We must now look back to those ominous days in early March, when New York saw the looming danger of an epidemic that started in China, spread to Europe and then entered the United States on both coasts. Other large cities and states, including San Francisco and the rest of California, and Washington state, shut down sooner and weathered the initial crisis better than New York.
The governor this week imposed a curfew on restaurants, bars and gyms at 10 p.m., a half-measure which doesn’t go nearly far enough. If people remove their masks to eat and drink indoors that is likely to spread the new coronavirus – and it is, studies have shown – then the spread will occur at 8 p.m. or 9 p.m., not only an hour or two later. New York City Council Health Committee Chair Mark Levine said Thursday that indoor dining should be halted. The governor and mayor should listen to him.

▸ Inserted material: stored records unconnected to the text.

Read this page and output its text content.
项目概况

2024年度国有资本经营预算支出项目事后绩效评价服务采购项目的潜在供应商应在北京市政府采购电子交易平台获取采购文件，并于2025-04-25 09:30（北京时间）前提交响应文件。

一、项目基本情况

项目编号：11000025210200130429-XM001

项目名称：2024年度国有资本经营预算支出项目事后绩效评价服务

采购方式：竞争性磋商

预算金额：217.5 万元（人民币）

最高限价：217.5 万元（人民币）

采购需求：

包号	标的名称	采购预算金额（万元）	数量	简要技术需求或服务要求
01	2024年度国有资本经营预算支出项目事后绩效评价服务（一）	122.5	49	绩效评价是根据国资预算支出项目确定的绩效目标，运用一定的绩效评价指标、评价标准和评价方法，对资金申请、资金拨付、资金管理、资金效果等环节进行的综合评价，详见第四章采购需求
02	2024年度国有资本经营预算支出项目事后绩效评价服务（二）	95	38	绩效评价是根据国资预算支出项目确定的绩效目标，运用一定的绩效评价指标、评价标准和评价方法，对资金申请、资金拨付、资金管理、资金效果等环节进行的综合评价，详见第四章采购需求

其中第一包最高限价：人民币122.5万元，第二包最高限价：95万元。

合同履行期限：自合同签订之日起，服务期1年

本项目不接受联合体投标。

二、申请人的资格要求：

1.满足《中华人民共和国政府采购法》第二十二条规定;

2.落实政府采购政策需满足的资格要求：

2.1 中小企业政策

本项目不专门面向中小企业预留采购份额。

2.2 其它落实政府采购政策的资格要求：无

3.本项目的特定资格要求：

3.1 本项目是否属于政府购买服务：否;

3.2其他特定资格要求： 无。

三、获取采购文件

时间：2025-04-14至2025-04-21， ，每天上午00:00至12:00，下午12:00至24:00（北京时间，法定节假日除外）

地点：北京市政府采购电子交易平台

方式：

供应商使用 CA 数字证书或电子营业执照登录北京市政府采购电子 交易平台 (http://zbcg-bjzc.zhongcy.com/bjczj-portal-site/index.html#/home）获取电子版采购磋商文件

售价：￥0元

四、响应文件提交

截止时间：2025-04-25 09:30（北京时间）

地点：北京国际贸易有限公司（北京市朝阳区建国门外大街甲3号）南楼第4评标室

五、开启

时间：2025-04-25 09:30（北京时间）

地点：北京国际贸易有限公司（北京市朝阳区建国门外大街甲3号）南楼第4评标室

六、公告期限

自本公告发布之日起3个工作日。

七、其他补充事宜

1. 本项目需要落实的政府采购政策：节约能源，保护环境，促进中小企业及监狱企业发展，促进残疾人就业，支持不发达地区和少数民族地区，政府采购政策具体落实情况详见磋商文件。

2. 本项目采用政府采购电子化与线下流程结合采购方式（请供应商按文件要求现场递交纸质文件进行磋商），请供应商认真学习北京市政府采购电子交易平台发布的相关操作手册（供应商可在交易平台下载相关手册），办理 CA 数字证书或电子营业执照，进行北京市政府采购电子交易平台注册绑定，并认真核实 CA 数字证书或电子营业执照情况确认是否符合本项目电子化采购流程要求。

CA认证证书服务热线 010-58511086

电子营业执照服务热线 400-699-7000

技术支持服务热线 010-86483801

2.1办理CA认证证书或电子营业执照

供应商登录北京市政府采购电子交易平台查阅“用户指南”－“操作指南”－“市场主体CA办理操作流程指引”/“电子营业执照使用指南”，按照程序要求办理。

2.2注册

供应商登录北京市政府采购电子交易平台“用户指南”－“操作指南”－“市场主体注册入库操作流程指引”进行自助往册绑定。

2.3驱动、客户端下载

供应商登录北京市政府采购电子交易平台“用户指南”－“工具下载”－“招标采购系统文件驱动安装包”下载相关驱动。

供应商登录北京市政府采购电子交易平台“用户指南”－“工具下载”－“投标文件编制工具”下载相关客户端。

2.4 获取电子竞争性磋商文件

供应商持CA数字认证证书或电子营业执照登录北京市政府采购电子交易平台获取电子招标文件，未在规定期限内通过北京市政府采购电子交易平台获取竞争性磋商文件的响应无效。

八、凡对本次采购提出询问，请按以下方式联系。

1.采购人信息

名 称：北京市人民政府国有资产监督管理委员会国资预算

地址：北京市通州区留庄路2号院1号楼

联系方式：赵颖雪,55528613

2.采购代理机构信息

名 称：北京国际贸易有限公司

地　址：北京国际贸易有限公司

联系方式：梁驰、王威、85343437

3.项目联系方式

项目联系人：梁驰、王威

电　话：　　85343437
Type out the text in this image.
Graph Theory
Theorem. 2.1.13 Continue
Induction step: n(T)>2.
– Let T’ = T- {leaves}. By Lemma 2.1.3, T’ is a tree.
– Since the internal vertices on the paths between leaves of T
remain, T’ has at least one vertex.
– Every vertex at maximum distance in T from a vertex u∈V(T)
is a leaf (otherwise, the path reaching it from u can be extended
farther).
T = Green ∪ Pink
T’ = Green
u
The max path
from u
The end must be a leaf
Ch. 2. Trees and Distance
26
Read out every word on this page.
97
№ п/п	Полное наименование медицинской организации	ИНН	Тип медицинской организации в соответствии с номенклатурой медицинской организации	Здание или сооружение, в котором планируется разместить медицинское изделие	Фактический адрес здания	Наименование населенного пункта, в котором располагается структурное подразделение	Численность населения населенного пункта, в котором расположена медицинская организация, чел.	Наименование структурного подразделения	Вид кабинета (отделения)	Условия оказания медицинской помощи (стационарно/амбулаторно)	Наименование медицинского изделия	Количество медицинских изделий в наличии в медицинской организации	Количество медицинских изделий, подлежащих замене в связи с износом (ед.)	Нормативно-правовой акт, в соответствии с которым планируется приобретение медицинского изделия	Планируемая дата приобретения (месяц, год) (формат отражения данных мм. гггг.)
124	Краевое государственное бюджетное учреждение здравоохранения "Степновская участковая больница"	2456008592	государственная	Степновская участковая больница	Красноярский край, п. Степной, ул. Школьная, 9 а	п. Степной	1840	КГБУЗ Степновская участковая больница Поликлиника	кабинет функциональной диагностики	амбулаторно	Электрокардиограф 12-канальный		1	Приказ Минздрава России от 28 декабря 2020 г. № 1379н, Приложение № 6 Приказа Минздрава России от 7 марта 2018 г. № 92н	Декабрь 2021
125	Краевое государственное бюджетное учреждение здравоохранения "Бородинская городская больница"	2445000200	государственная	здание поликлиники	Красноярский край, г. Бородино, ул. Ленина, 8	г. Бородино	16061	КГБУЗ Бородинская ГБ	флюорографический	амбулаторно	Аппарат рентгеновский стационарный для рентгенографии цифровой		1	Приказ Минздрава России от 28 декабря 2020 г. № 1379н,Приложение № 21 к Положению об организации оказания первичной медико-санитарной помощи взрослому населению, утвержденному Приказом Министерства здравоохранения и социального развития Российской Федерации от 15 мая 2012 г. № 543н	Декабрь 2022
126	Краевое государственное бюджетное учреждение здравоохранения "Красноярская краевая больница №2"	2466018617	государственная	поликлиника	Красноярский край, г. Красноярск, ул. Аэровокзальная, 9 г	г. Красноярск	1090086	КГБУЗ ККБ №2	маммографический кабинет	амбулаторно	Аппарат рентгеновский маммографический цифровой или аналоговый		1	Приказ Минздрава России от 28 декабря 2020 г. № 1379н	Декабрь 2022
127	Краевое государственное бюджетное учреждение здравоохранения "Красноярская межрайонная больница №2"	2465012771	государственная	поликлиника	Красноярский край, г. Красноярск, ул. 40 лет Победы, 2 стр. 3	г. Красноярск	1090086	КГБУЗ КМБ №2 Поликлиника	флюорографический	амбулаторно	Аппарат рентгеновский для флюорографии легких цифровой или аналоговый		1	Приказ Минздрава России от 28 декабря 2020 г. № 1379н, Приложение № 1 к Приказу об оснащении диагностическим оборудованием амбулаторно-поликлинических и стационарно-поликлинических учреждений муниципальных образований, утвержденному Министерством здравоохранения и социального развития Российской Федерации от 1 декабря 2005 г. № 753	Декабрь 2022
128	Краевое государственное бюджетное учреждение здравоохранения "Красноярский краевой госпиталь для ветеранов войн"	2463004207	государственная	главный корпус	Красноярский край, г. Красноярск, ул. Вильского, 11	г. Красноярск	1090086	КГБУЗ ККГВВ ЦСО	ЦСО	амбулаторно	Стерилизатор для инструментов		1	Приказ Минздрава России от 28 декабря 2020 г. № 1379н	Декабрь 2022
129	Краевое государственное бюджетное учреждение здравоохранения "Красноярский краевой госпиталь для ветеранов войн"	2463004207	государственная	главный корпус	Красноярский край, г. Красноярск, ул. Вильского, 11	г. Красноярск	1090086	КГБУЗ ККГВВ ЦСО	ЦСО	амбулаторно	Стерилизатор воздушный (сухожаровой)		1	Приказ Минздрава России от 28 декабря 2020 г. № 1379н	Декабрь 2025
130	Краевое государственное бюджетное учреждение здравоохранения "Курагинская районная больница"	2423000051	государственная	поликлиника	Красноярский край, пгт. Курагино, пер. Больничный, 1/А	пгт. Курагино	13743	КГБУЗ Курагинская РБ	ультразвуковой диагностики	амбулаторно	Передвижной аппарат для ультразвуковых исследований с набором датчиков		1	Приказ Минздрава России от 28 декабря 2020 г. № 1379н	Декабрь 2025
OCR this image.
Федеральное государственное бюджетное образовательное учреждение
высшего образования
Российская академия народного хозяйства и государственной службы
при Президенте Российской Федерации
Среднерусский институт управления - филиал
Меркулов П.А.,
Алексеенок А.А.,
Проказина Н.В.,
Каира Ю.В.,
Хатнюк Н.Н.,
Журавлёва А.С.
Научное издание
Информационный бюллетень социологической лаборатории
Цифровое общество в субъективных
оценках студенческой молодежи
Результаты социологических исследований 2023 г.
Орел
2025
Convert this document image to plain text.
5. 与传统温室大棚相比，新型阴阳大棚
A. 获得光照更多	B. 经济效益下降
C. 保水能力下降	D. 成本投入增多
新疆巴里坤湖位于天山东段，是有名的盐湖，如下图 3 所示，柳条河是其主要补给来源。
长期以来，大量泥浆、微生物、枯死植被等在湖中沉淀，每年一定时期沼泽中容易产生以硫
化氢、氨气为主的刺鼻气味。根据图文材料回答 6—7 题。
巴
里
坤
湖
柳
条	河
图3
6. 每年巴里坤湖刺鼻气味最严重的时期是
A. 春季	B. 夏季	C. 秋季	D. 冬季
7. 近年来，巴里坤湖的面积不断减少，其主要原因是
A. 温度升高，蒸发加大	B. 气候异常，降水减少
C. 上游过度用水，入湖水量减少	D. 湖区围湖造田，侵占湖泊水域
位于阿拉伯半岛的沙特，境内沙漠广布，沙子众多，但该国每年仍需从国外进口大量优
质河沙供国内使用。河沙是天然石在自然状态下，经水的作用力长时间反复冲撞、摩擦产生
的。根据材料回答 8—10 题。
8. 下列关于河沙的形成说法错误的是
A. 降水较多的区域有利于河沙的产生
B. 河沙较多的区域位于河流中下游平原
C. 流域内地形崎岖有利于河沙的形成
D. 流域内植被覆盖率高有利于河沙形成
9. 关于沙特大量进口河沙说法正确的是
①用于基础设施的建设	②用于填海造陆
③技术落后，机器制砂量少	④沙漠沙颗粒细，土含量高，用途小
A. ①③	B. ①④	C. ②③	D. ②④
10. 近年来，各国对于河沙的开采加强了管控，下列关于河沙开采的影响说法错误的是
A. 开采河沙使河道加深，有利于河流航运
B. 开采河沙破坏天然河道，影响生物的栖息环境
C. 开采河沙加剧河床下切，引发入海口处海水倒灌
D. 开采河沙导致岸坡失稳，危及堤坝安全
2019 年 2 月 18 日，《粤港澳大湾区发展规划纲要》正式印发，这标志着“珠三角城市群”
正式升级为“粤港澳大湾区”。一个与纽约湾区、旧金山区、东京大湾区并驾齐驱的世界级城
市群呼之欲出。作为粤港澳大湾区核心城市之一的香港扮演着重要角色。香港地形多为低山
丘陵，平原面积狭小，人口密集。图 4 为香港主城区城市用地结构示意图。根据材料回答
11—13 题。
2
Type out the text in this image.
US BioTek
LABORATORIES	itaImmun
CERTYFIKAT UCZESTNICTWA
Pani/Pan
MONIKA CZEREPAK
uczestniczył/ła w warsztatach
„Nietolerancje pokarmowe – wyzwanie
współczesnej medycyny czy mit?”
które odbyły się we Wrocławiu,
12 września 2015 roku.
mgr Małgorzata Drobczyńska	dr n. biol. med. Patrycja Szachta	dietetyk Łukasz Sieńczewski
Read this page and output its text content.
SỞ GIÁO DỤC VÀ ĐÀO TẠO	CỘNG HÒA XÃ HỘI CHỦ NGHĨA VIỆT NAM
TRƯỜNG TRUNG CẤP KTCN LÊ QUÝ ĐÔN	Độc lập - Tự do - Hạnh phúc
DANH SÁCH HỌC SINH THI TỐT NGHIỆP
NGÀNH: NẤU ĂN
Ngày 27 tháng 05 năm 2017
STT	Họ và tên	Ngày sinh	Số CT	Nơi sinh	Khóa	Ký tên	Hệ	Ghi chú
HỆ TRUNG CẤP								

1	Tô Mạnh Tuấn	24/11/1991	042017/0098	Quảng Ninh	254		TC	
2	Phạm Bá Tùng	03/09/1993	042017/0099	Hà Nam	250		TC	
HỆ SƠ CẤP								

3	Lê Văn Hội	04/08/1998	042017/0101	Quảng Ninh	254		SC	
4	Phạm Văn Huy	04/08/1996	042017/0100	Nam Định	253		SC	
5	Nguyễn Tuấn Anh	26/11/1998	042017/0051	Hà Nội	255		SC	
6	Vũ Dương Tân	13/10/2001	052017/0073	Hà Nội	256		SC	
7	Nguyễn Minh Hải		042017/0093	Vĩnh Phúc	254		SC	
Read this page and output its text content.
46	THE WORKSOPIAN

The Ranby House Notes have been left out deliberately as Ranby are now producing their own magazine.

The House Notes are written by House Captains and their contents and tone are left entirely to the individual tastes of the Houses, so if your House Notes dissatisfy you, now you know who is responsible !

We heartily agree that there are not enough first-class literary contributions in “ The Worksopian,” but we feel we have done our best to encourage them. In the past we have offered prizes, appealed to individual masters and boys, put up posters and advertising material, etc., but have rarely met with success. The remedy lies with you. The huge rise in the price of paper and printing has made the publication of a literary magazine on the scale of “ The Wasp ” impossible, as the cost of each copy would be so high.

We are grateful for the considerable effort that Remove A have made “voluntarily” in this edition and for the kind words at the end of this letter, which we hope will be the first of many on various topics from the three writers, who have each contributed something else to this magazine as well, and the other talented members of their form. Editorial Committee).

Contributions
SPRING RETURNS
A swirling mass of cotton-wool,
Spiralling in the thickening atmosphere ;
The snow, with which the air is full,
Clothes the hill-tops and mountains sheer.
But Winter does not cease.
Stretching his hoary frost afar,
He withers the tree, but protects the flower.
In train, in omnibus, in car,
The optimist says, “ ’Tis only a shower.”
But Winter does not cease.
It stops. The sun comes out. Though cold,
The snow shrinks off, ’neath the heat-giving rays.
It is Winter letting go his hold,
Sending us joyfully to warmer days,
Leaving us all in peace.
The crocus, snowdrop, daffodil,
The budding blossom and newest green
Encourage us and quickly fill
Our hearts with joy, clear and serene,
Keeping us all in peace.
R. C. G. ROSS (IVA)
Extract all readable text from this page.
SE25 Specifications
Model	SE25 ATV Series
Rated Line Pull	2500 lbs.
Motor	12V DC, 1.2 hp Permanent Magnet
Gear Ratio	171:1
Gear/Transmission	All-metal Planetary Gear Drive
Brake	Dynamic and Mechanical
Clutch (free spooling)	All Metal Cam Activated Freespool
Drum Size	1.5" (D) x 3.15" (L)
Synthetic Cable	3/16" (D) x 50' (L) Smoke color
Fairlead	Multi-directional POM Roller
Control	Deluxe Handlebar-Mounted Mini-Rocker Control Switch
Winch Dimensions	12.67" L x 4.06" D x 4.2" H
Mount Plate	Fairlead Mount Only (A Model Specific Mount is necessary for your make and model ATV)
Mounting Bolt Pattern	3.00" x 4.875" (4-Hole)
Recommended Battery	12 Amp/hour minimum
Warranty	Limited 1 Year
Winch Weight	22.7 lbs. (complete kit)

Some will say that in-person schooling is too important to be closed down. They said the same thing in March, but eventually had to concede to reality – only after innumerable teachers and other school support staff had gotten sick. Cases in schools are rising in Western New York, another warning sign.
New York was slower to reopen than other states, which allowed for a longer period of very low prevalence of the virus. Let’s learn from our past successes, as well as our mistakes.
It is time to push the “New York State on Pause” button again, likely for at least three to four weeks. The longer New York waits to shutdown, the longer the lockdown will have to be to stamp out the outbreak. Delaying a shutdown to keep money rolling into retail businesses and restaurants is the definition of penny-wise, pound-foolish.
Let’s not repeat that historic mistake.